Throughout all of this my constant travel companion has been coaching. I have had different coaches along the way, and I have been coached in many ways; some were successful, and others were less so (or so I thought!). At every turn, stumbling block and dead end there have been lessons, sometimes they were so blindingly obvious and other times they were simply dull fuzzy nuggets of something that would not show itself to me, well not at the time anyway.
My lovely Ali has seen me journey my journey and now sees me with bright shining eyes and a big wide smile, briming with hope and enthusiasm and a quiet understated confidence, preparing to continue with my courses and get out there to share my skills and what I have learned with the world.

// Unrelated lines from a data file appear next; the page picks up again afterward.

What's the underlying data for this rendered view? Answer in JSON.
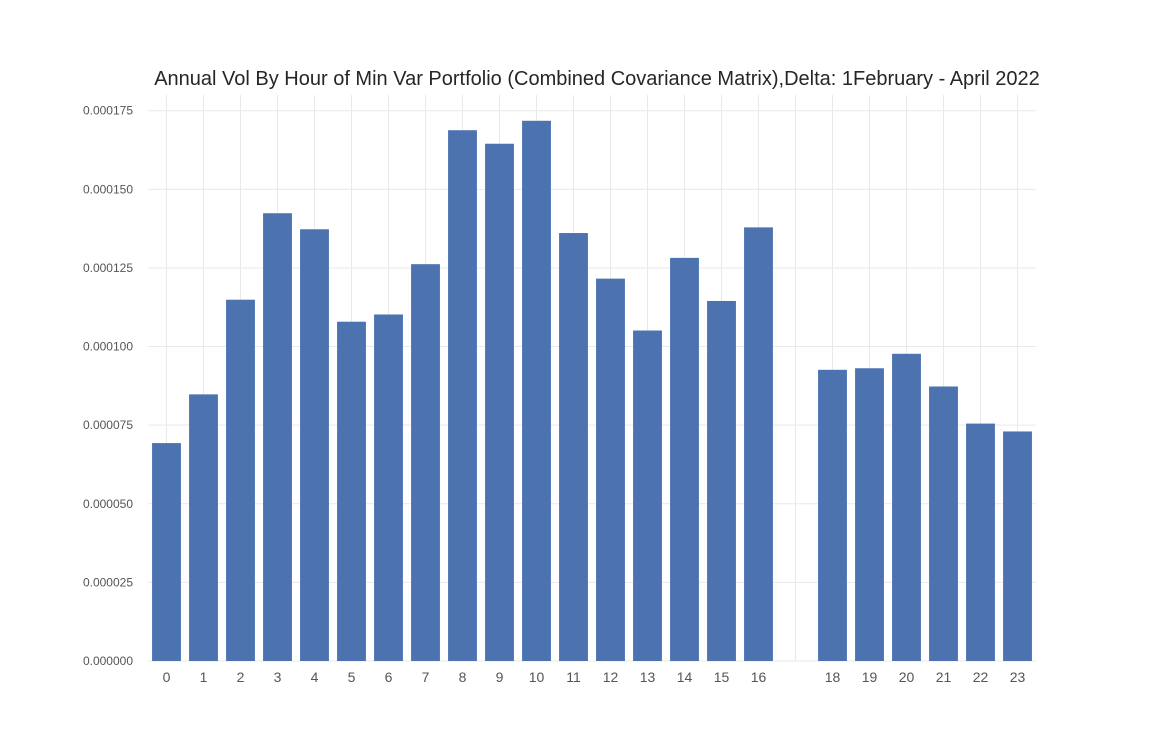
{
  "chart_data": {
    "type": "bar",
    "title": "Annual Vol By Hour of Min Var Portfolio (Combined Covariance Matrix),Delta: 1February - April 2022",
    "xlabel": "",
    "ylabel": "",
    "categories": [
      0,
      1,
      2,
      3,
      4,
      5,
      6,
      7,
      8,
      9,
      10,
      11,
      12,
      13,
      14,
      15,
      16,
      18,
      19,
      20,
      21,
      22,
      23
    ],
    "category_labels": [
      "0",
      "1",
      "2",
      "3",
      "4",
      "5",
      "6",
      "7",
      "8",
      "9",
      "10",
      "11",
      "12",
      "13",
      "14",
      "15",
      "16",
      "18",
      "19",
      "20",
      "21",
      "22",
      "23"
    ],
    "values": [
      6.93e-05,
      8.48e-05,
      0.0001149,
      0.0001424,
      0.0001373,
      0.0001079,
      0.0001102,
      0.0001262,
      0.0001688,
      0.0001645,
      0.0001718,
      0.0001361,
      0.0001216,
      0.0001051,
      0.0001282,
      0.0001145,
      0.0001379,
      9.26e-05,
      9.31e-05,
      9.77e-05,
      8.73e-05,
      7.55e-05,
      7.3e-05
    ],
    "xlim": [
      -0.5,
      23.5
    ],
    "ylim": [
      0,
      0.00018
    ],
    "yticks": [
      0,
      2.5e-05,
      5e-05,
      7.5e-05,
      0.0001,
      0.000125,
      0.00015,
      0.000175
    ],
    "ytick_labels": [
      "0.000000",
      "0.000025",
      "0.000050",
      "0.000075",
      "0.000100",
      "0.000125",
      "0.000150",
      "0.000175"
    ],
    "grid": true,
    "legend": "none",
    "bar_color": "#4c72b0"
  }
}
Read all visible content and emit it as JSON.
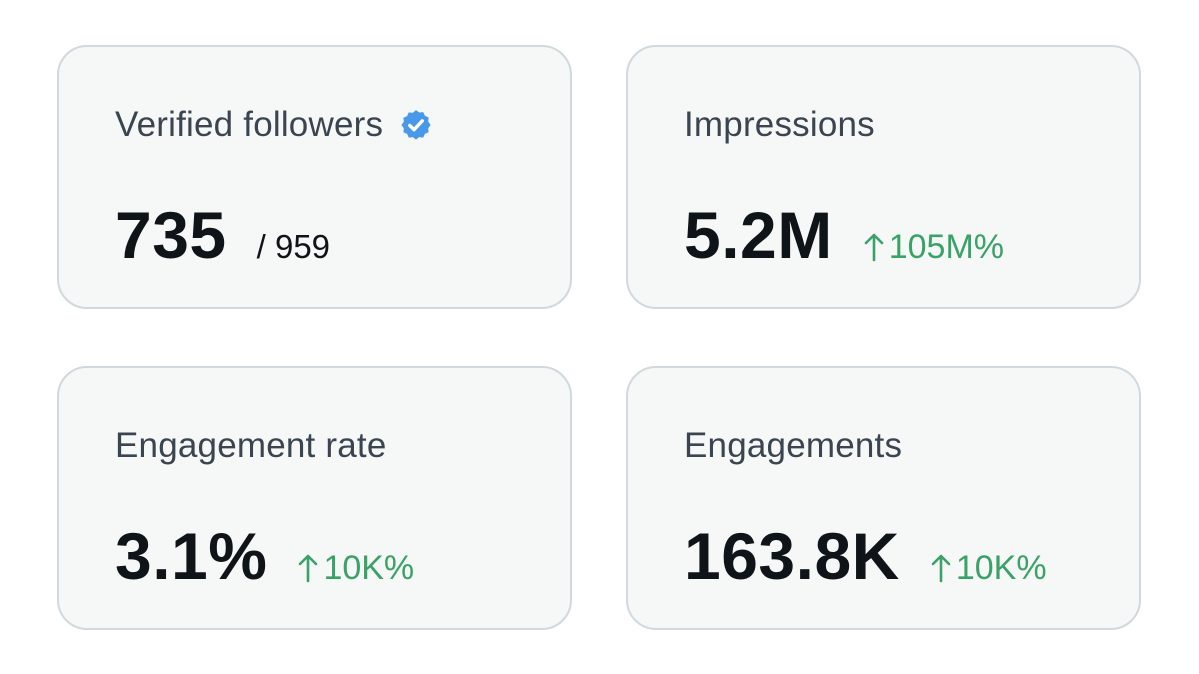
{
  "cards": [
    {
      "title": "Verified followers",
      "value": "735",
      "total": "/ 959",
      "icon": "verified-badge-icon"
    },
    {
      "title": "Impressions",
      "value": "5.2M",
      "delta": "105M%",
      "icon": "arrow-up-icon"
    },
    {
      "title": "Engagement rate",
      "value": "3.1%",
      "delta": "10K%",
      "icon": "arrow-up-icon"
    },
    {
      "title": "Engagements",
      "value": "163.8K",
      "delta": "10K%",
      "icon": "arrow-up-icon"
    }
  ],
  "colors": {
    "card_bg": "#f6f7f7",
    "card_border": "#cfd9de",
    "title": "#3b4550",
    "value": "#0f1419",
    "positive": "#3aa268",
    "verified": "#1d9bf0"
  }
}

Some people will openly embrace what I have to offer, others will not be interested at all and yet more still will linger on the side lines curiously watching and waiting to see how things will pan out for me and what nuggets of inspiration I can give them to entice them to come and dip a toe and see what it is all about. And all of that is ok.
I am sure there will be many more muddy - and not so muddy - riverside walks that take place and inspire future issues and through this blog I intend to share some insights into the various elements of coaching, well-being, mindfulness, and all things useful and helpful that you can take with you on your glorious journey called life.